Android users beware: a new type of malware has been found in legitimate-looking apps that can “root” your phone and secretly install unwanted programs.
The malware, dubbed Godless, has been found lurking on app stores including Google Play, and it targets devices running Android 5.1 (Lollipop) and earlier, which accounts for more than 90 percent of Android devices, Trend Micro said Tuesday in a blog post.
Godless hides inside an app and uses exploits to try to root the OS on your phone. This basically creates admin access to a device, allowing unauthorized apps to be installed.
Godless contains various exploits to ensure it can root a device, and it can even install spyware, Trend Micro said.
A newer variant can also bypass security checks at app stores like Google Play. Once the malware has finished its rooting, it can be tricky to uninstall, the security firm said.
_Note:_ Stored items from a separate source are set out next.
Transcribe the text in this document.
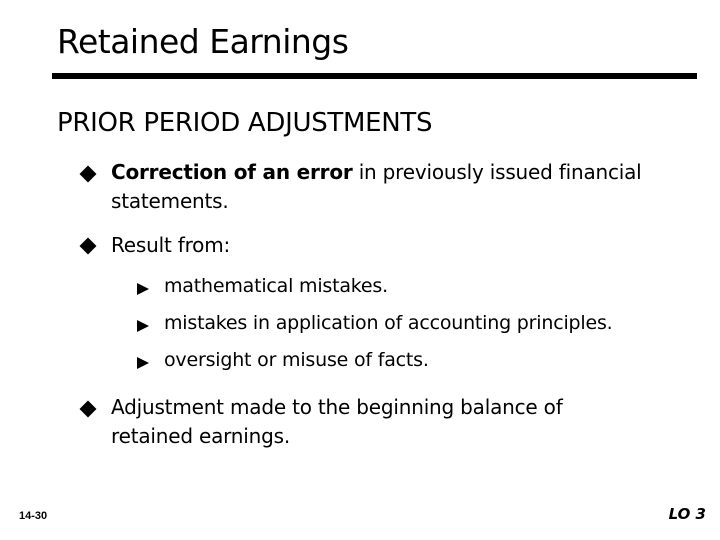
Retained Earnings
PRIOR PERIOD ADJUSTMENTS
Correction of an error in previously issued financial
statements.
Result from:
mathematical mistakes.
mistakes in application of accounting principles.
oversight or misuse of facts.
Adjustment made to the beginning balance of
retained earnings.
14-30	LO 3
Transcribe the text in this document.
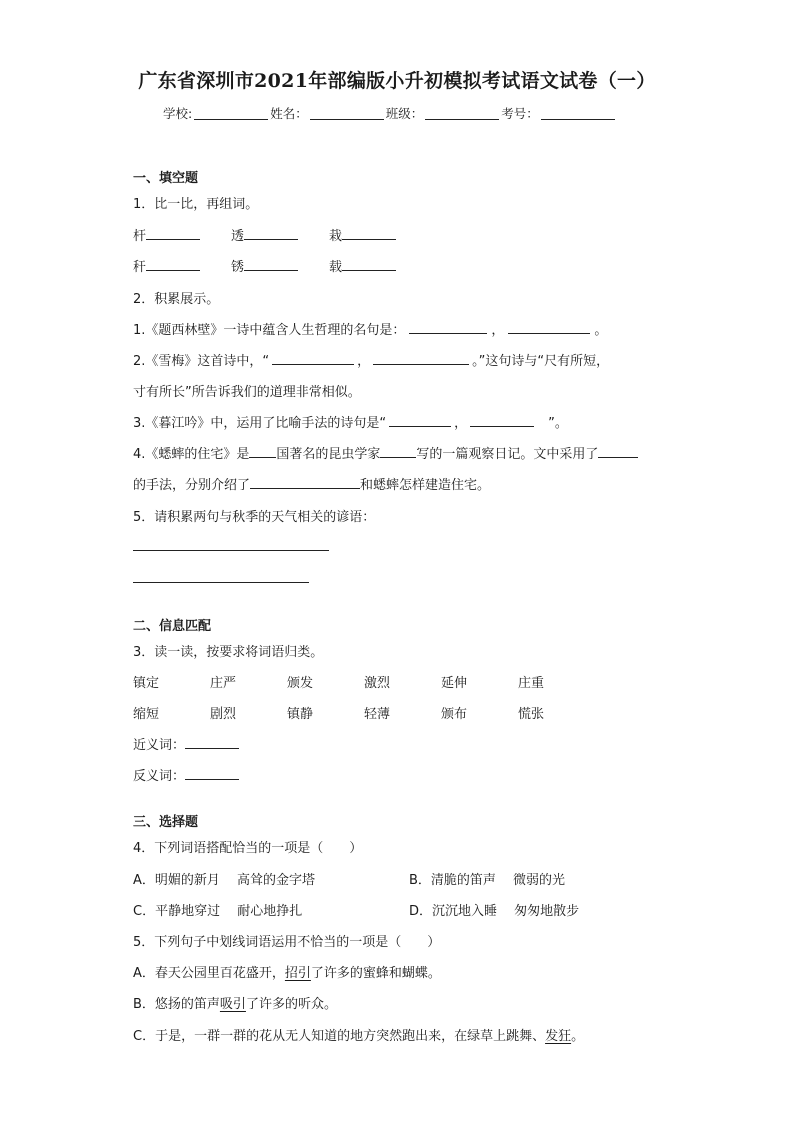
广东省深圳市2021年部编版小升初模拟考试语文试卷（一）
学校:	姓名：	班级：	考号：
一、填空题
1．比一比，再组词。
杆	透	栽
秆	锈	载
2．积累展示。
1.《题西林壁》一诗中蕴含人生哲理的名句是：	，	。
2.《雪梅》这首诗中，“	，	。”这句诗与“尺有所短，
寸有所长”所告诉我们的道理非常相似。
3.《暮江吟》中，运用了比喻手法的诗句是“	，	”。
4.《蟋蟀的住宅》是 国著名的昆虫学家	写的一篇观察日记。文中采用了
的手法，分别介绍了	和蟋蟀怎样建造住宅。
5．请积累两句与秋季的天气相关的谚语：
二、信息匹配
3．读一读，按要求将词语归类。
镇定	庄严	颁发	激烈	延伸	庄重
缩短	剧烈	镇静	轻薄	颁布	慌张
近义词：
反义词：
三、选择题
4．下列词语搭配恰当的一项是（　　）
A．明媚的新月　 高耸的金字塔	B．清脆的笛声　 微弱的光
C．平静地穿过　 耐心地挣扎	D．沉沉地入睡　 匆匆地散步
5．下列句子中划线词语运用不恰当的一项是（　　）
A．春天公园里百花盛开，招引了许多的蜜蜂和蝴蝶。
B．悠扬的笛声吸引了许多的听众。
C．于是，一群一群的花从无人知道的地方突然跑出来，在绿草上跳舞、发狂。
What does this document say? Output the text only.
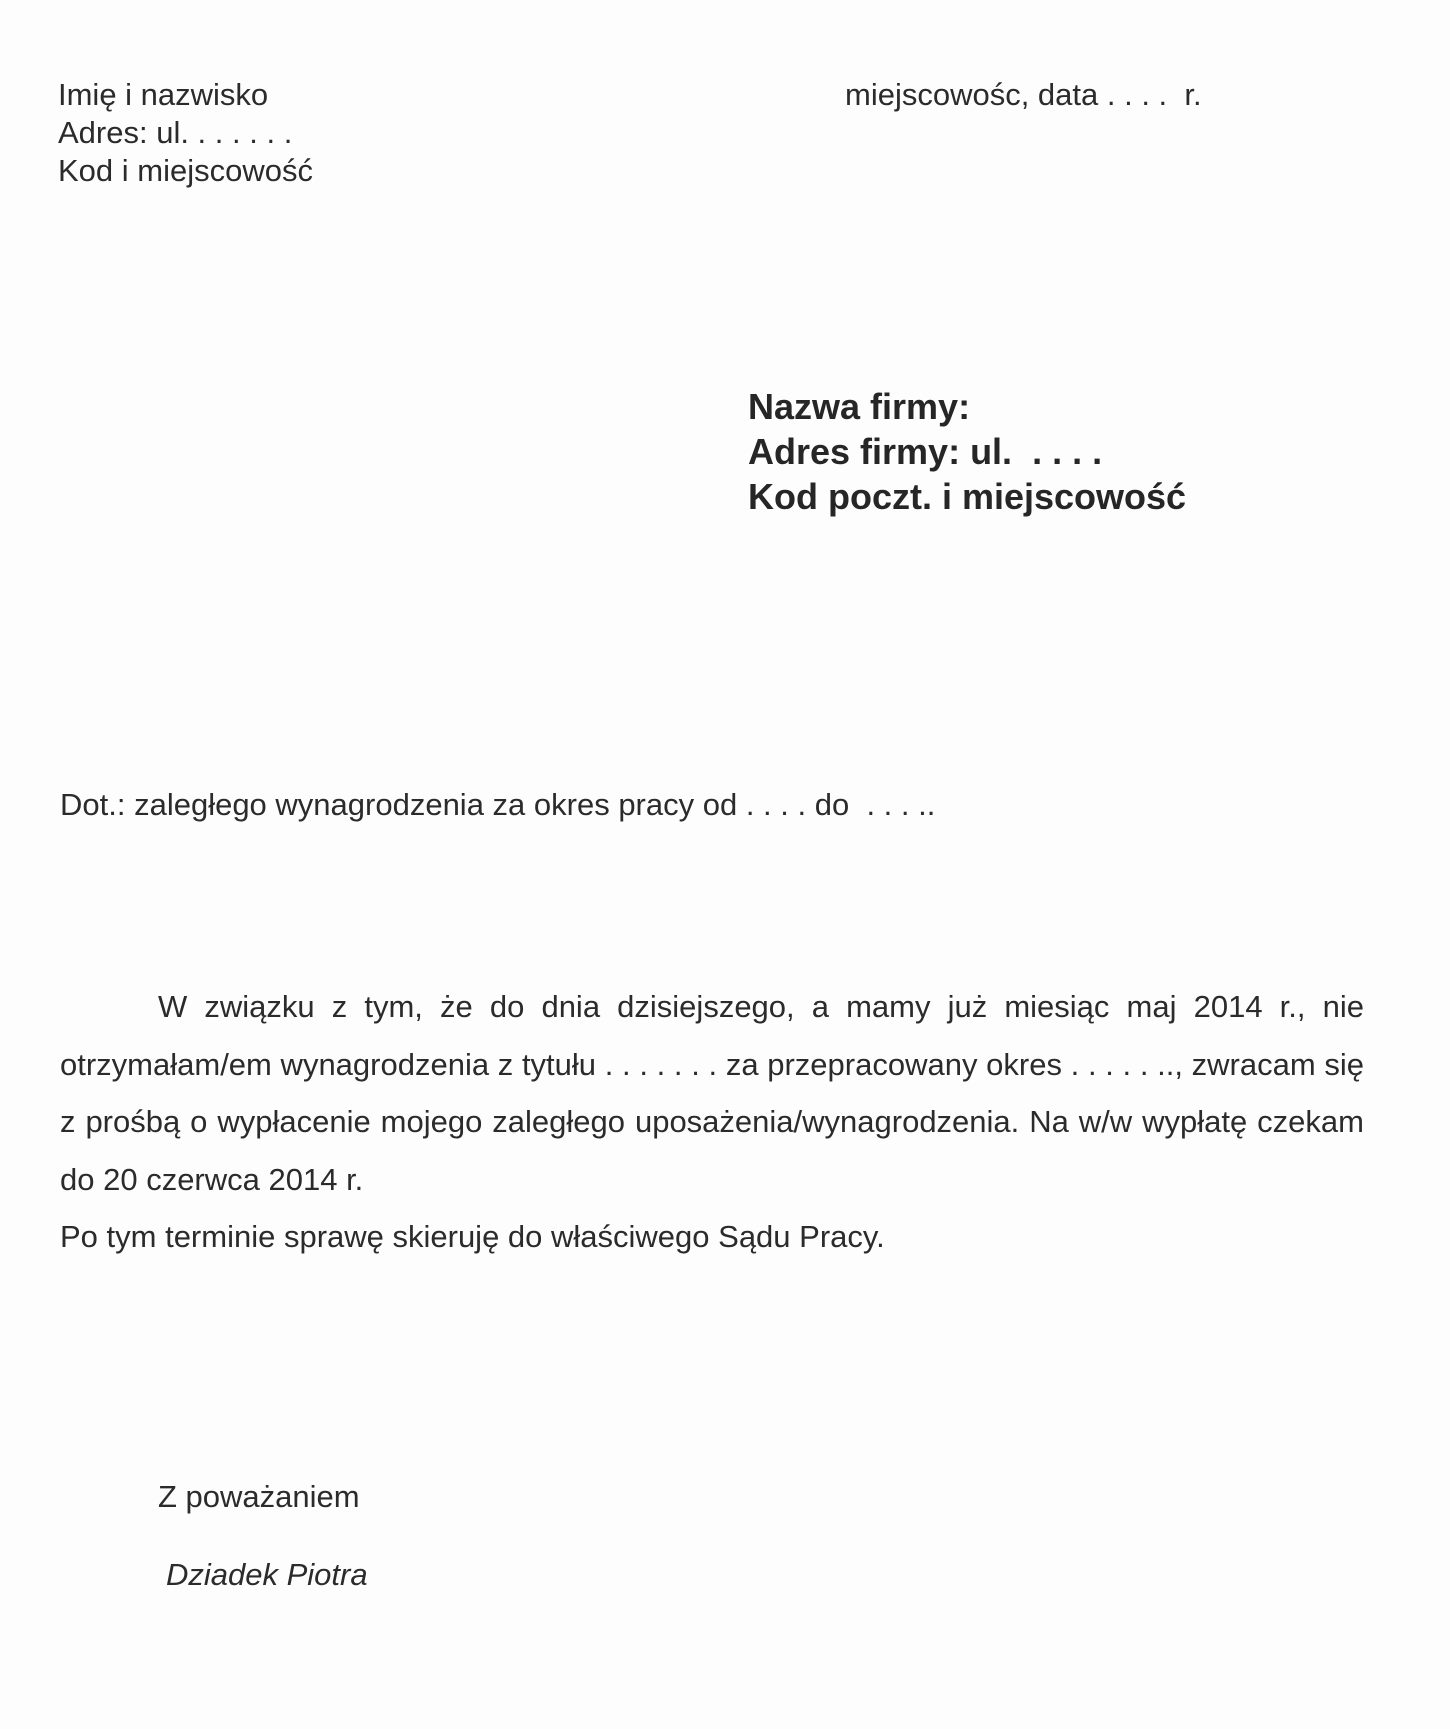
Imię i nazwisko
Adres: ul. . . . . . .
Kod i miejscowość
miejscowośc, data . . . .  r.
Nazwa firmy:
Adres firmy: ul.  . . . .
Kod poczt. i miejscowość
Dot.: zaległego wynagrodzenia za okres pracy od . . . . do  . . . ..
W związku z tym, że do dnia dzisiejszego, a mamy już miesiąc maj 2014 r., nie otrzymałam/em wynagrodzenia z tytułu . . . . . . . za przepracowany okres . . . . . .., zwracam się z prośbą o wypłacenie mojego zaległego uposażenia/wynagrodzenia. Na w/w wypłatę czekam do 20 czerwca 2014 r.
Po tym terminie sprawę skieruję do właściwego Sądu Pracy.
Z poważaniem
Dziadek Piotra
Trend Micro said it found various apps in Google Play that contain the malicious code.
"The malicious apps we’ve seen that have this new remote routine range from utility apps like flashlights and Wi-Fi apps, to copies of popular game," the company said.
Some apps are clean but have a corresponding malicious version that shares the same developer certificate. The danger there is that users install the clean app but are then upgraded to the malicious version without them knowing.
So far, Trend says it has seen 850,000 affected devices, with almost half in India and more in other southeast Asian countries. Less than 2 percent were in the U.S.
"When downloading apps, regardless if it’s a utility tool or a popular game, users should always review the developer. Unknown developers with very little or no background information may be the source of these malicious apps," Trend said.
It's also best to download apps from trusted stores such as Google Play and Amazon, it says. And of course, Trend recommends you buy some mobile security software.